(= Myriopoda), duizend- en millioenpoten, is een grote klasse van de stam Arthropoda, geleedpotigen, gekenmerkt door een goed ontwikkelde kop met meestal tamelijk korte antennen, enkellenzige ogen en bijtende monddelen. Het lichaam is lang gerekt en bestaat uit talrijke segmenten. waarvan ieder 1 of 2 paar poten draagt.
Ademhaling door tracheeën; landbewonend. Oudere auteurs maken een onderscheid tussen 2 groepen: (1) Chilopoda, duizendpoten, met een iets afgeplat lichaam, iets langere antennen, scherp bijtende monddelen in verbinding met een vergifklier en slechts 1 paar poten per segment. Bekende geslachten zijn Scolopendra, Geophilus, Lithobius e.a.
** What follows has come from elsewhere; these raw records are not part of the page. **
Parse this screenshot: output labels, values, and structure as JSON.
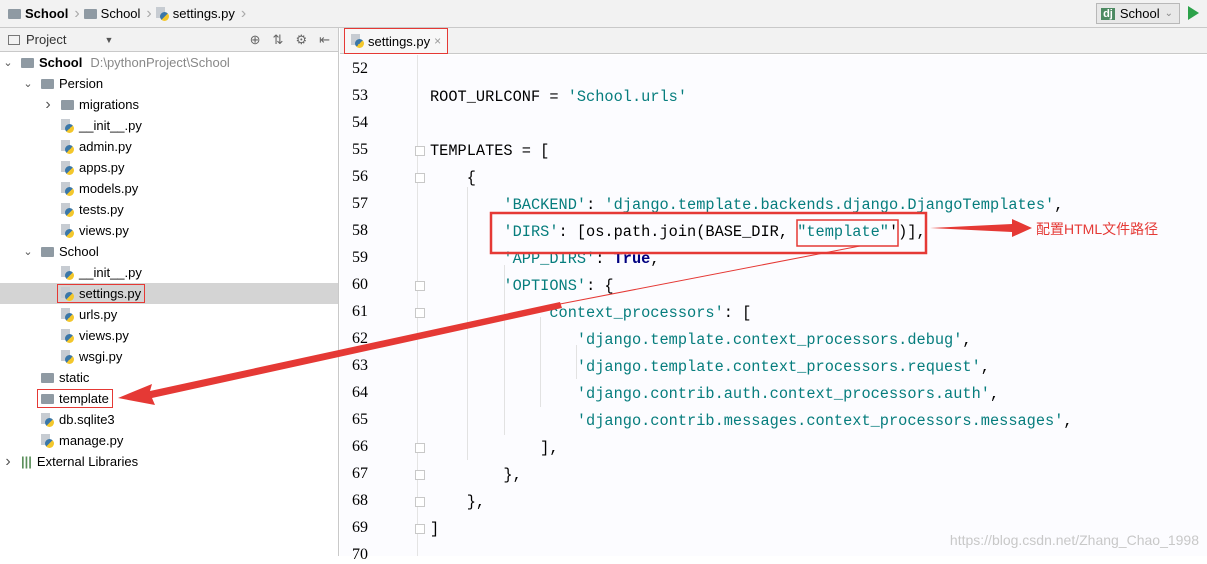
{
  "breadcrumb": [
    {
      "label": "School",
      "bold": true,
      "icon": "folder-icon"
    },
    {
      "label": "School",
      "icon": "folder-icon"
    },
    {
      "label": "settings.py",
      "icon": "python-file-icon"
    }
  ],
  "run_config": {
    "badge": "dj",
    "label": "School"
  },
  "project_panel": {
    "title": "Project"
  },
  "tree": [
    {
      "label": "School",
      "extra": "D:\\pythonProject\\School",
      "level": 0,
      "chev": "down",
      "icon": "folder",
      "bold": true
    },
    {
      "label": "Persion",
      "level": 1,
      "chev": "down",
      "icon": "folder"
    },
    {
      "label": "migrations",
      "level": 2,
      "chev": "right",
      "icon": "folder"
    },
    {
      "label": "__init__.py",
      "level": 2,
      "icon": "py"
    },
    {
      "label": "admin.py",
      "level": 2,
      "icon": "py"
    },
    {
      "label": "apps.py",
      "level": 2,
      "icon": "py"
    },
    {
      "label": "models.py",
      "level": 2,
      "icon": "py"
    },
    {
      "label": "tests.py",
      "level": 2,
      "icon": "py"
    },
    {
      "label": "views.py",
      "level": 2,
      "icon": "py"
    },
    {
      "label": "School",
      "level": 1,
      "chev": "down",
      "icon": "folder"
    },
    {
      "label": "__init__.py",
      "level": 2,
      "icon": "py"
    },
    {
      "label": "settings.py",
      "level": 2,
      "icon": "py",
      "selected": true,
      "boxed": true
    },
    {
      "label": "urls.py",
      "level": 2,
      "icon": "py"
    },
    {
      "label": "views.py",
      "level": 2,
      "icon": "py"
    },
    {
      "label": "wsgi.py",
      "level": 2,
      "icon": "py"
    },
    {
      "label": "static",
      "level": 1,
      "icon": "folder"
    },
    {
      "label": "template",
      "level": 1,
      "icon": "folder",
      "boxed": true
    },
    {
      "label": "db.sqlite3",
      "level": 1,
      "icon": "file"
    },
    {
      "label": "manage.py",
      "level": 1,
      "icon": "py"
    },
    {
      "label": "External Libraries",
      "level": 0,
      "chev": "right",
      "icon": "lib"
    }
  ],
  "editor_tab": {
    "label": "settings.py",
    "close": "×"
  },
  "code": [
    {
      "n": "52",
      "t": []
    },
    {
      "n": "53",
      "t": [
        [
          "",
          "ROOT_URLCONF = "
        ],
        [
          "s",
          "'School.urls'"
        ]
      ]
    },
    {
      "n": "54",
      "t": []
    },
    {
      "n": "55",
      "t": [
        [
          "",
          "TEMPLATES = ["
        ]
      ]
    },
    {
      "n": "56",
      "t": [
        [
          "",
          "    {"
        ]
      ]
    },
    {
      "n": "57",
      "t": [
        [
          "s",
          "        'BACKEND'"
        ],
        [
          "",
          ": "
        ],
        [
          "s",
          "'django.template.backends.django.DjangoTemplates'"
        ],
        [
          "",
          ","
        ]
      ]
    },
    {
      "n": "58",
      "t": [
        [
          "s",
          "        'DIRS'"
        ],
        [
          "",
          ": [os.path.join(BASE_DIR, "
        ],
        [
          "s",
          "\"template\""
        ],
        [
          "",
          "')],"
        ]
      ]
    },
    {
      "n": "59",
      "t": [
        [
          "s",
          "        'APP_DIRS'"
        ],
        [
          "",
          ": "
        ],
        [
          "kw",
          "True"
        ],
        [
          "",
          ","
        ]
      ]
    },
    {
      "n": "60",
      "t": [
        [
          "s",
          "        'OPTIONS'"
        ],
        [
          "",
          ": {"
        ]
      ]
    },
    {
      "n": "61",
      "t": [
        [
          "s",
          "            'context_processors'"
        ],
        [
          "",
          ": ["
        ]
      ]
    },
    {
      "n": "62",
      "t": [
        [
          "s",
          "                'django.template.context_processors.debug'"
        ],
        [
          "",
          ","
        ]
      ]
    },
    {
      "n": "63",
      "t": [
        [
          "s",
          "                'django.template.context_processors.request'"
        ],
        [
          "",
          ","
        ]
      ]
    },
    {
      "n": "64",
      "t": [
        [
          "s",
          "                'django.contrib.auth.context_processors.auth'"
        ],
        [
          "",
          ","
        ]
      ]
    },
    {
      "n": "65",
      "t": [
        [
          "s",
          "                'django.contrib.messages.context_processors.messages'"
        ],
        [
          "",
          ","
        ]
      ]
    },
    {
      "n": "66",
      "t": [
        [
          "",
          "            ],"
        ]
      ]
    },
    {
      "n": "67",
      "t": [
        [
          "",
          "        },"
        ]
      ]
    },
    {
      "n": "68",
      "t": [
        [
          "",
          "    },"
        ]
      ]
    },
    {
      "n": "69",
      "t": [
        [
          "",
          "]"
        ]
      ]
    },
    {
      "n": "70",
      "t": []
    }
  ],
  "annotation": "配置HTML文件路径",
  "watermark": "https://blog.csdn.net/Zhang_Chao_1998",
  "colors": {
    "annotation": "#e53935",
    "string": "#067d7d",
    "selection": "#d4d4d4"
  }
}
Het zijn rovers, voor de landb. nauwelijks van betekenis; berucht zijn de grote trop. soorten, in
Indon. als klabak bekend, wegens hun beet.
(2) Chilognatha (= Diplopoda), millioenpoten. Antennen korter, monddelen minder krachtig, lichaam rolrond, met 2 paar poten per segment, in rust zich oprollend. Voorn. detritus-eters, een enkele keer worden levende planten beschadigd. Bekende gesl. zijn Julus, Polydesmus, Glomeris e.a., de laatstgenoemde met een verkort, gedrongen lichaam. Als schadelijk staat te boek de cosmopolitische Blanjulus guttulatus, die in kwekerijen en tuinen voorn. jonge planten en ontkiemende zaden beschadigt. Bestrijding door het uitleggen van vergiftigde lokmiddelen, b.v. schijfjes aardappel of Biet met Parijs groen.
In vele gevallen ontstaat millioenpotenschade op vochtige, koude en zure gronden en is structuurverbetering daarvan gewenst.